Du point de vue politique, dans quelle mesure peut-on qualifier Russell lui-même d’« optimiste inflexible » ? Il est certainement d’un optimisme remarquable, en ce sens qu’il est convaincu que les solutions existent et qu’elles sont même relativement simples et faciles à reconnaître : « Peu d’hommes semblent se rendre compte du grand nombre des maux dont nous souffrons qui sont totalement dépourvus de nécessité, et qu’ils pourraient être abolis par un effort unifié dans l’espace d’un petit nombre d’années. Si une majorité dans tout pays civilisé désirait qu’il en soit ainsi, nous pourrions, dans l’espace de vingt ans, abolir toute la pauvreté abjecte, une bonne moitié des maladies dans le monde, la totalité de l’esclavage économique qui asservit les neuf dixièmes de notre population ; nous pourrions remplir le monde de beauté et de joie, et assurer le règne de la paix universelle. C’est ainsi uniquement parce que l’imagination est stagnante, et que ce qui a toujours été est considéré comme étant ce qui doit toujours être. Avec de la bonne volonté, de la générosité, de l’intelligence, ces choses pourraient être réalisées. » [PI, 22]

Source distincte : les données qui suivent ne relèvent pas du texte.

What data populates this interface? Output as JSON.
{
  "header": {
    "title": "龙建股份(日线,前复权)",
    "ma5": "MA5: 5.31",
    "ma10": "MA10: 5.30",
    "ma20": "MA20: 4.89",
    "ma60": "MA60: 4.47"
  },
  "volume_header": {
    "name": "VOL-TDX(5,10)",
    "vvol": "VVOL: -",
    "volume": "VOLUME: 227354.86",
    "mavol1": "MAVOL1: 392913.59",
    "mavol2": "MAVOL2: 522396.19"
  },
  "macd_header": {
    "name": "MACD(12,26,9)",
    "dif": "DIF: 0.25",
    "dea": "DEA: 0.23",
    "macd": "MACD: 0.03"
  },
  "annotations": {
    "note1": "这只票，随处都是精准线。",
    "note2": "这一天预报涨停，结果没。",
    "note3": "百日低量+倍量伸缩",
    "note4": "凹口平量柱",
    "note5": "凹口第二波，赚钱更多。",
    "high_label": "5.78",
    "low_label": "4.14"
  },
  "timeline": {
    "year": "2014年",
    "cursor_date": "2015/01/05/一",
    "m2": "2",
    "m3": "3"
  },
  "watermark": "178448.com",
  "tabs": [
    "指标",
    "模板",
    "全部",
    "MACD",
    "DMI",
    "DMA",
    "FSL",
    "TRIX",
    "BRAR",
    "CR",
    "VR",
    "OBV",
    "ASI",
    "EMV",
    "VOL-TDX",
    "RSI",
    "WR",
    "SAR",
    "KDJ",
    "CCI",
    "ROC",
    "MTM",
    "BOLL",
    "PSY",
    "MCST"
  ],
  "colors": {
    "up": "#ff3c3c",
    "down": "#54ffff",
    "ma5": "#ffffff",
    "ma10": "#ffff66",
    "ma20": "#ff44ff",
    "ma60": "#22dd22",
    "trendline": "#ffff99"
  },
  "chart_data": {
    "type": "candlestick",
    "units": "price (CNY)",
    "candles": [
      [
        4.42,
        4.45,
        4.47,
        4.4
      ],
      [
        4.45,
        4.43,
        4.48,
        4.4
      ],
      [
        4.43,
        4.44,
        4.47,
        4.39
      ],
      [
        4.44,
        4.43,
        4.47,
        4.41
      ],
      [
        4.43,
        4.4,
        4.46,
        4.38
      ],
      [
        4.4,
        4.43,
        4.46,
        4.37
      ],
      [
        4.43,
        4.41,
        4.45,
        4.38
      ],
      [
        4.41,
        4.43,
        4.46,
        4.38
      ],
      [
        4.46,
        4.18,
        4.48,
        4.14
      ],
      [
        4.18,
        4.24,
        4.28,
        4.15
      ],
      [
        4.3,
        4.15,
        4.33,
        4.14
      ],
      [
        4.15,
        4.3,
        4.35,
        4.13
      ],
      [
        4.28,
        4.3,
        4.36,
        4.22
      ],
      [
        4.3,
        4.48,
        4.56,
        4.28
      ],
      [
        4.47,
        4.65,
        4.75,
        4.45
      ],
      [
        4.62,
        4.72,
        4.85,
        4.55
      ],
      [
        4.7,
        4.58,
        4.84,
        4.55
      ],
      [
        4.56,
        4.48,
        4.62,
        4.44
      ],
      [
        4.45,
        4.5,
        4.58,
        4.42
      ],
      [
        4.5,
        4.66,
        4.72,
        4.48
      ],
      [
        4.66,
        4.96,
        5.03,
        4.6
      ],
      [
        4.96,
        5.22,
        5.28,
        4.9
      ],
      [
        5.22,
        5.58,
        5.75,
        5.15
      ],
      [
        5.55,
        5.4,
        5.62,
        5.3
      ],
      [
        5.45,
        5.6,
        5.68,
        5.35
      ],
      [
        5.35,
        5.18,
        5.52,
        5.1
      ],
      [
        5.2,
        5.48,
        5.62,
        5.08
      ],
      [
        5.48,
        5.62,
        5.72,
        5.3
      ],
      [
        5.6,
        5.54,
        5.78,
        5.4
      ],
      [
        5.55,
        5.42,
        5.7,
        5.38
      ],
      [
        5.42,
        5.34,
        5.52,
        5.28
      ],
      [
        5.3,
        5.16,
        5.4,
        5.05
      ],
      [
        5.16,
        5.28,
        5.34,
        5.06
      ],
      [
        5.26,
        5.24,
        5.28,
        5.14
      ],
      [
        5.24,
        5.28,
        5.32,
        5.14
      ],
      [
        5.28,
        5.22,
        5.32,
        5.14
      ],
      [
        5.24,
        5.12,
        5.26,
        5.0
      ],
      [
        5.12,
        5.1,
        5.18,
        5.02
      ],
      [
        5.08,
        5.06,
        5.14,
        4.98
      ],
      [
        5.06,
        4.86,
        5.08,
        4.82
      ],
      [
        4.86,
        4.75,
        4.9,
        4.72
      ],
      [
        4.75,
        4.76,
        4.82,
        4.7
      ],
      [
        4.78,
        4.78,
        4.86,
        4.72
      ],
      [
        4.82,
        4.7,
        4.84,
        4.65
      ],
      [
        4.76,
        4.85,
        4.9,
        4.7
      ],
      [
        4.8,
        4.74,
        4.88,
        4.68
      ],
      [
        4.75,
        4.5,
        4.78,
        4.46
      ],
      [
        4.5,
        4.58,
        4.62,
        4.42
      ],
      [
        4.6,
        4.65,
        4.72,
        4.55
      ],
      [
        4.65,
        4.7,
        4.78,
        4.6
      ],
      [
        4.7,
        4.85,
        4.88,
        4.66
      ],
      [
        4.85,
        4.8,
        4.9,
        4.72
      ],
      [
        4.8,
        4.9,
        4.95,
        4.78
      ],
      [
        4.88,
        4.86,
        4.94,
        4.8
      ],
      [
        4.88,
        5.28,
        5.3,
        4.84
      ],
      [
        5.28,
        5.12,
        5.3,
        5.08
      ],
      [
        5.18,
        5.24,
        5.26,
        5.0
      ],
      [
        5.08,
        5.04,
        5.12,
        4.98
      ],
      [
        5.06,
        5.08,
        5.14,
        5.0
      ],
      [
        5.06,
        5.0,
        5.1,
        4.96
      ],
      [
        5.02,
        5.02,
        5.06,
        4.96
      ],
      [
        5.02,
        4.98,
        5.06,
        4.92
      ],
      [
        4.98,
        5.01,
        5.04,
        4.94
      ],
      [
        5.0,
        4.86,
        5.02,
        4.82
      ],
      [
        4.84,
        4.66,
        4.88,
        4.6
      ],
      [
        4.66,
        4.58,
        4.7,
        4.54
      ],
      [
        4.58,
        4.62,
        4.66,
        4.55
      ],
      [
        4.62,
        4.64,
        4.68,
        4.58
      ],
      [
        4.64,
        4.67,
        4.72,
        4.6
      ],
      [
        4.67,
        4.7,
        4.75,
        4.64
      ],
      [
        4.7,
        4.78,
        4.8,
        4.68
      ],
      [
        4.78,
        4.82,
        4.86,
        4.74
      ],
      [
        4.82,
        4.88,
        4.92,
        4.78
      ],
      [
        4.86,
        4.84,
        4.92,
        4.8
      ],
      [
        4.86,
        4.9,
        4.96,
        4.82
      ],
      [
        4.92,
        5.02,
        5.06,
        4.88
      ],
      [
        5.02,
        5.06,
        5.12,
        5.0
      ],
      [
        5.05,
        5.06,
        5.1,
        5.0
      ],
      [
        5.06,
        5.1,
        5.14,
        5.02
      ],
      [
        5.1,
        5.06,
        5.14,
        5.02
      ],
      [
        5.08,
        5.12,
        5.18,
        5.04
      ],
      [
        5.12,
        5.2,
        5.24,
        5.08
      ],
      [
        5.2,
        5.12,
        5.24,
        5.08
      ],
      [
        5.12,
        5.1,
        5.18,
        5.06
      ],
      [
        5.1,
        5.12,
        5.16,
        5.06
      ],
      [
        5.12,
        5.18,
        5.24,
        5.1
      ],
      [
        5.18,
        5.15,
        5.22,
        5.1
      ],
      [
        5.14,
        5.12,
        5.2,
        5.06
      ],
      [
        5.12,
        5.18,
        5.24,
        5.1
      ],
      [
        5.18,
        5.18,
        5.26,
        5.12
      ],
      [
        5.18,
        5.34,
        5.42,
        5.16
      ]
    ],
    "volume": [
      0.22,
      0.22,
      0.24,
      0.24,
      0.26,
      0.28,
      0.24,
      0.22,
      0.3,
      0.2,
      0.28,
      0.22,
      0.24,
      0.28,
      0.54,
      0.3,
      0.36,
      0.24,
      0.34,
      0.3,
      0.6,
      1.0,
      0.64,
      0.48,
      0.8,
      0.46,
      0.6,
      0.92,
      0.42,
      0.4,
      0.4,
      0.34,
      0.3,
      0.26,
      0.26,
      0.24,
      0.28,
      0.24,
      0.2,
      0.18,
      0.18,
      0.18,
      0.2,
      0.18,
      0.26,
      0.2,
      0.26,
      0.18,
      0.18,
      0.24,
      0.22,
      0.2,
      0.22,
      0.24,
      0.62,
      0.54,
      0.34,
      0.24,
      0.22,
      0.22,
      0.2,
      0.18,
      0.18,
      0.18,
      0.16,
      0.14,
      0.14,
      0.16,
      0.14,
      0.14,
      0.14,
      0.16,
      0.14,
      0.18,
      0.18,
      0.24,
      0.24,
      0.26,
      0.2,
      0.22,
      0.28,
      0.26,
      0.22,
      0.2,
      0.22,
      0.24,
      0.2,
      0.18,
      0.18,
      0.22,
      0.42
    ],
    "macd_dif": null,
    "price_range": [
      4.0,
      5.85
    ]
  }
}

Mais il n’est pas possible de poser la question de cette manière sans se demander immédiatement si les êtres humains sont réellement capables de faire preuve de la bonne volonté, de la générosité et de l’intelligence nécessaires, et pourquoi ils semblent, de façon générale, si loin de l’être. Et c’est un point sur lequel le moins que l’on puisse dire est que Russell n’est pas particulièrement optimiste. Dans « Hopes : realized and disappointed [Espoirs réalisés, espoirs déçus] », il écrit : « C’est une tentation d’abandonner les espérances dont la réalisation semble distante et difficile. Dans la lassitude de la défaite temporaire, il peut sembler qu’il ne vaille plus la peine de conserver intacte une croyance en des valeurs qui semblaient autrefois inestimables. Peut-être une prison bien ordonnée est-elle tout ce que mérite la race humaine – c’est en tout cas ce que murmure le diable dans les moments de découragement. Mais un orgueil fondamental se rebelle contre ce genre de suggestions insidieuses. » [PM, 46]

Que ce soit ou non à cause d’une forme de rébellion orgueilleuse de cette sorte, on ne peut sûrement pas soupçonner Russell d’avoir cédé, même dans les dernières années de sa vie, à la résignation et au pessimisme. En 1956 (il était alors âgé de quatre-vingt-quatre ans), il écrit : « Je reste convaincu que, quels que soient les moments sombres qui peuvent être devant nous, l’humanité s’en sortira, que l’habitude de la patience et de l’indulgence les uns à l’égard des autres, qui semble maintenant perdue, sera retrouvée et que le règne de la violence brutale ne durera pas à jamais. L’huma­nité doit apprendre certaines leçons dont la nécessité est due à l’augmentation du savoir-faire [skill] sans augmentation de la sagesse. Les réquisits moraux et les réquisits intellectuels sont entremêlés de façon inextricable. Les passions mauvaises rendent l’homme incapable de voir la vérité, et les croyances fausses fournissent des excuses pour les passions mauvaises. Si le monde doit s’en sortir, cela requiert à la fois une pensée claire et une façon de sentir bienveillante [kindly]. Il se peut qu’aucune de ces deux choses ne soit apprise, si ce n’est à travers un désastre de l’espèce la plus extrême. Mais, par quelque chemin difficile que ce puisse être, je suis convaincu que la sagesse nouvelle que le monde nouveau exige sera apprise tôt ou tard, et que la meilleure partie de l’histoire humaine se situe dans l’avenir, et non dans le passé. » [PM, 12]

Aussi bien du point de vue pratique que du point de vue théorique, Russell n’a jamais abandonné l’idée que les convictions fondamentales auxquelles il avait adhéré dès le départ ne comportaient pas d’erreur susceptible de l’obliger à y renoncer. « Il se peut », écrit-il en 1952, à l’occasion de son quatre-vingtième anniversaire, « que j’aie conçu la vérité théorique de façon erronée ; mais je ne me trompais pas en pensant qu’il y a une chose de cette sorte, et qu’elle mérite notre allégeance. Il se peut que j’aie cru la route qui mène à un monde d’êtres humains libres et heureux plus courte qu’elle ne se révèle être ; mais je ne me trompais pas en pensant qu’un monde de cette sorte est possible, et qu’il vaut la peine de vivre avec l’idée de le rendre plus proche. » [PM, 58]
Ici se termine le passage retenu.